Argentina is the fifth largest exporter of beef in the world, accounting for around 7.58 percent of all beef exports. The country's beef exports have been booming for the past few years thanks to high demand, mostly coming from China. In 2020, at the height of the Wuhan coronavirus (COVID-19) pandemic, exports accounted for over $3.4 billion. Beef exports reached a record high in the first two months of the year.
According to Fernandez, this international demand heavily distorted domestic prices, leading to a fall in consumption. Fernandez is worried about the political ramifications of this, and he and his government can no longer tolerate the runaway inflation. The country's level of inflation has been surging since the beginning of Fernandez's presidency and is currently at a 32-year high. (Related: INFLATION: Prices of groceries, gas rise as Biden's money printing machine goes into overdrive.)
"We can't keep watching beef prices rise month by month without any justification," he said.
Beef consumption in Argentina peaked in 2009 when annual per capita beef consumption was around 69 kilograms (152 pounds). Per capita consumption has now fallen to a record low of 48 kilograms (106 pounds).
The decrease in consumption has been spurred on by the increase in retail beef prices. In the Buenos Aires Province, the country's largest and most populated region, prices have increased by more than 65 percent over the last year alone.
Fernandez said that the 30-day export ban could end early if his government's measures lead to "positive results."
Four of Argentina's largest farming associations have strongly criticized the government's decision. On Tuesday morning, May 18, they told their members to go on a nine-day strike, beginning on Thursday, in protest.
Argentinians working in the farming industry believe the surge in beef prices is due to rising costs in local production, including how much farmers need to shell out to transport the beef all over the country. Prices have also been rising for the grains they need to feed the cows, which are mostly imported from overseas.
They believe a ban on exports will force the Argentinian government to give up a lot of much-needed foreign currency, especially now that the central bank's reserves of foreign money are close to zero.
"They are shooting themselves in the foot," said one beef exporter. He believes that his country's big clients in China and Europe will have no problem looking elsewhere for more reliable beef suppliers, such as competitors in neighboring Uruguay, Paraguay or Brazil.
"Winning the markets back after this disastrous mistake will be very hard, and will mean selling at a lower price," he added.

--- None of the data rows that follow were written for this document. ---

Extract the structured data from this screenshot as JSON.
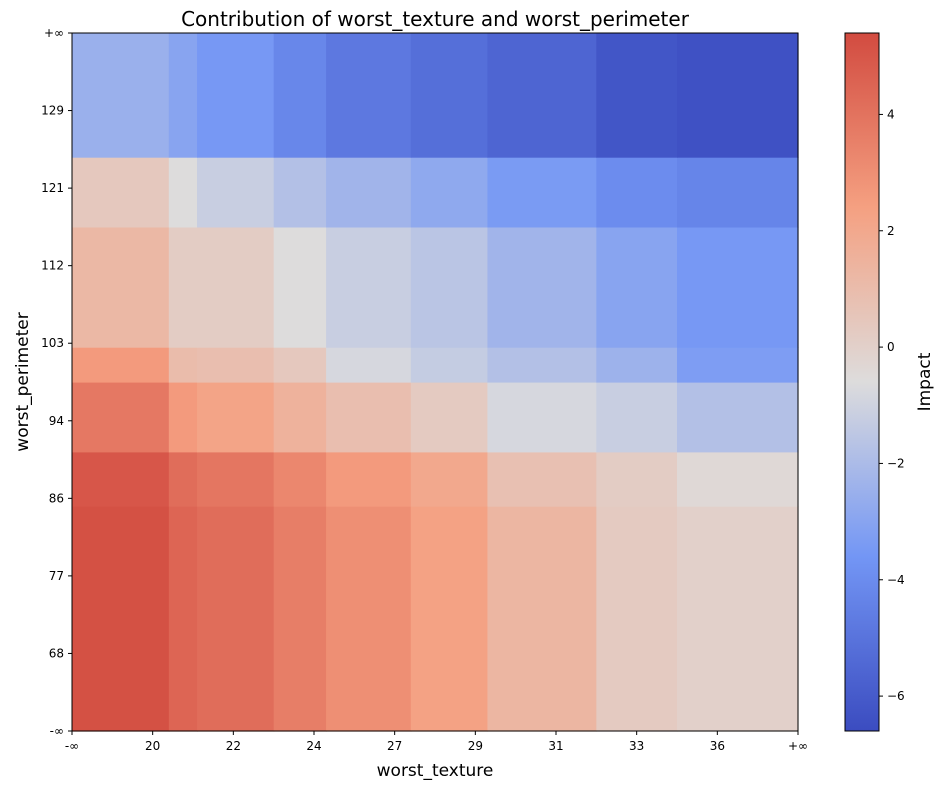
{
  "chart_data": {
    "type": "heatmap",
    "title": "Contribution of worst_texture and worst_perimeter",
    "xlabel": "worst_texture",
    "ylabel": "worst_perimeter",
    "x_tick_labels": [
      "-∞",
      "20",
      "22",
      "24",
      "27",
      "29",
      "31",
      "33",
      "36",
      "+∞"
    ],
    "y_tick_labels": [
      "-∞",
      "68",
      "77",
      "86",
      "94",
      "103",
      "112",
      "121",
      "129",
      "+∞"
    ],
    "x_bin_edges": [
      0,
      1.2,
      1.55,
      2.5,
      3.15,
      4.2,
      5.15,
      6.5,
      7.5,
      9
    ],
    "y_bin_edges": [
      0,
      2.9,
      3.6,
      4.5,
      4.95,
      6.5,
      7.4,
      9
    ],
    "impact_grid": [
      [
        5.2,
        4.5,
        4.2,
        3.6,
        3.0,
        2.3,
        1.3,
        0.3,
        0.0
      ],
      [
        5.0,
        4.2,
        3.9,
        3.3,
        2.6,
        2.0,
        0.8,
        0.2,
        -0.4
      ],
      [
        3.8,
        2.6,
        2.2,
        1.5,
        0.9,
        0.3,
        -0.8,
        -1.2,
        -1.8
      ],
      [
        2.6,
        1.0,
        0.9,
        0.4,
        -0.8,
        -1.3,
        -1.8,
        -2.4,
        -3.3
      ],
      [
        1.2,
        0.2,
        0.2,
        -0.6,
        -1.2,
        -1.6,
        -2.3,
        -3.0,
        -3.5
      ],
      [
        0.4,
        -0.6,
        -1.2,
        -1.8,
        -2.3,
        -2.8,
        -3.4,
        -4.0,
        -4.3
      ],
      [
        -2.5,
        -3.0,
        -3.5,
        -4.2,
        -4.8,
        -5.2,
        -5.6,
        -6.2,
        -6.4
      ]
    ],
    "colorbar": {
      "label": "Impact",
      "range": [
        -6.6,
        5.4
      ],
      "ticks": [
        4,
        2,
        0,
        -2,
        -4,
        -6
      ],
      "tick_labels": [
        "4",
        "2",
        "0",
        "−2",
        "−4",
        "−6"
      ],
      "colormap": "coolwarm"
    }
  }
}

Farmers say that the beef sold for export, which is more expensive because it is fattened with grains, will have to be sold at a heavy discount in the local market.

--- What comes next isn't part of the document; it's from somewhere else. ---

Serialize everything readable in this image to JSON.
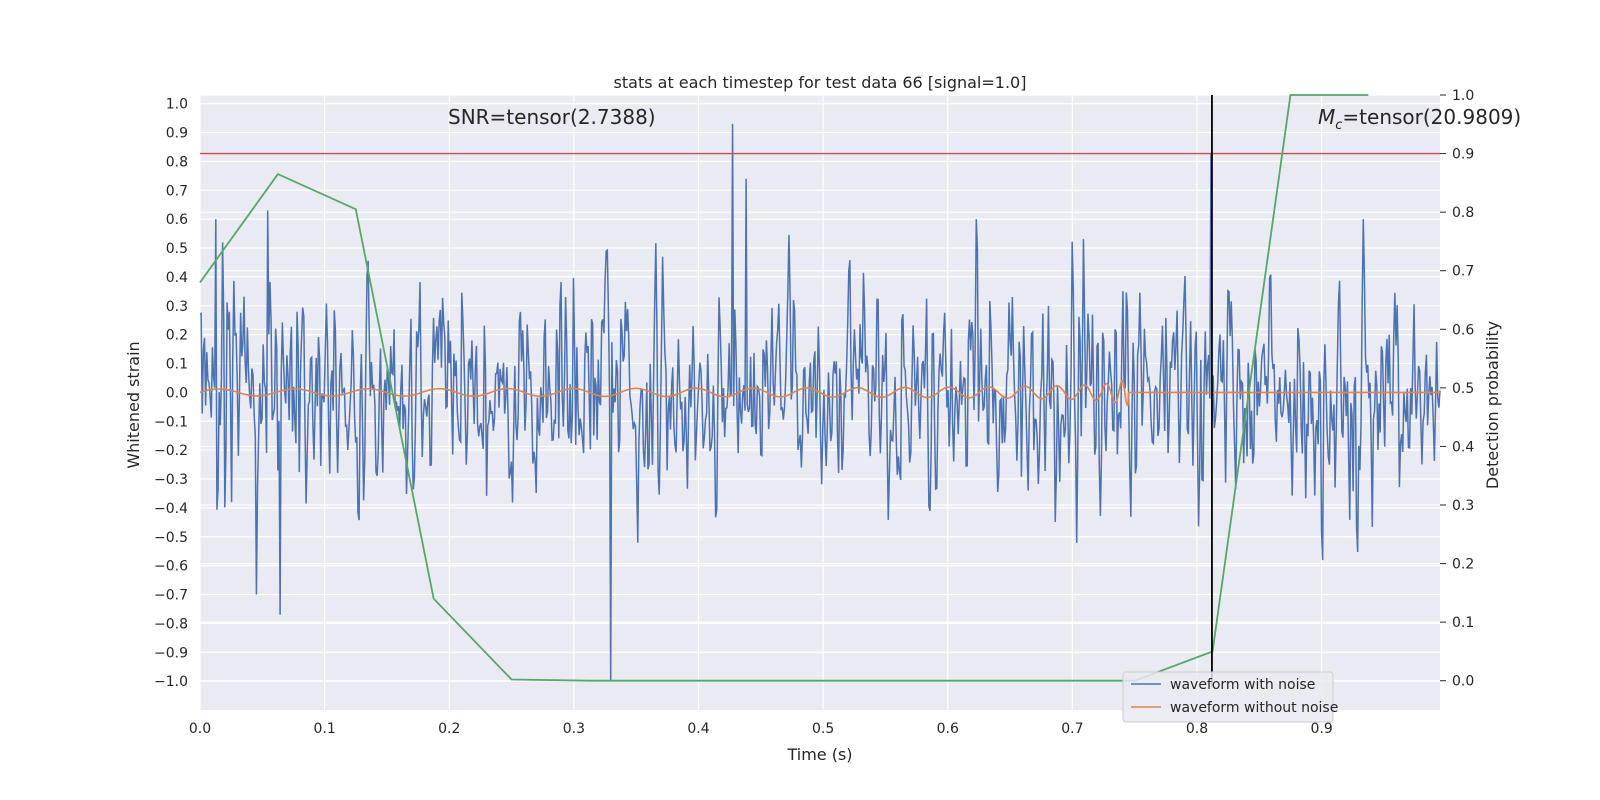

Many of the country's cattle farmers are already angry with Fernandez's government because it compressed the industry's profit margins by raising export taxes and forcing them to convert some of their profits into foreign currency at a steep discount.
This discontent is raising concerns about a strike the size of which has not been seen since 2008 when repeat farming strikes devastated the entire industry.
The 2008 strike was triggered by similar interventionist policies implemented by then-president Cristina Fernandez de Kircher, who now serves as the country's vice president. Fernandez, who was the cabinet chief at the time, was forced to resign due to the impact of the strike.
During the strike, exports fell by more than half, the country's cattle stock shrunk by 20 percent and over 12,000 industry workers lost their jobs.
"The government is repeating the same big mistake they made 13 years ago and the results will be as bad or worse," said the beef exporter.
Beef products make up about five percent of the country's total exports. This represents a significant recovery from 2008. If Fernandez's government continues to intervene in the agricultural sector, many farmers believe this will only lead to another industry collapse.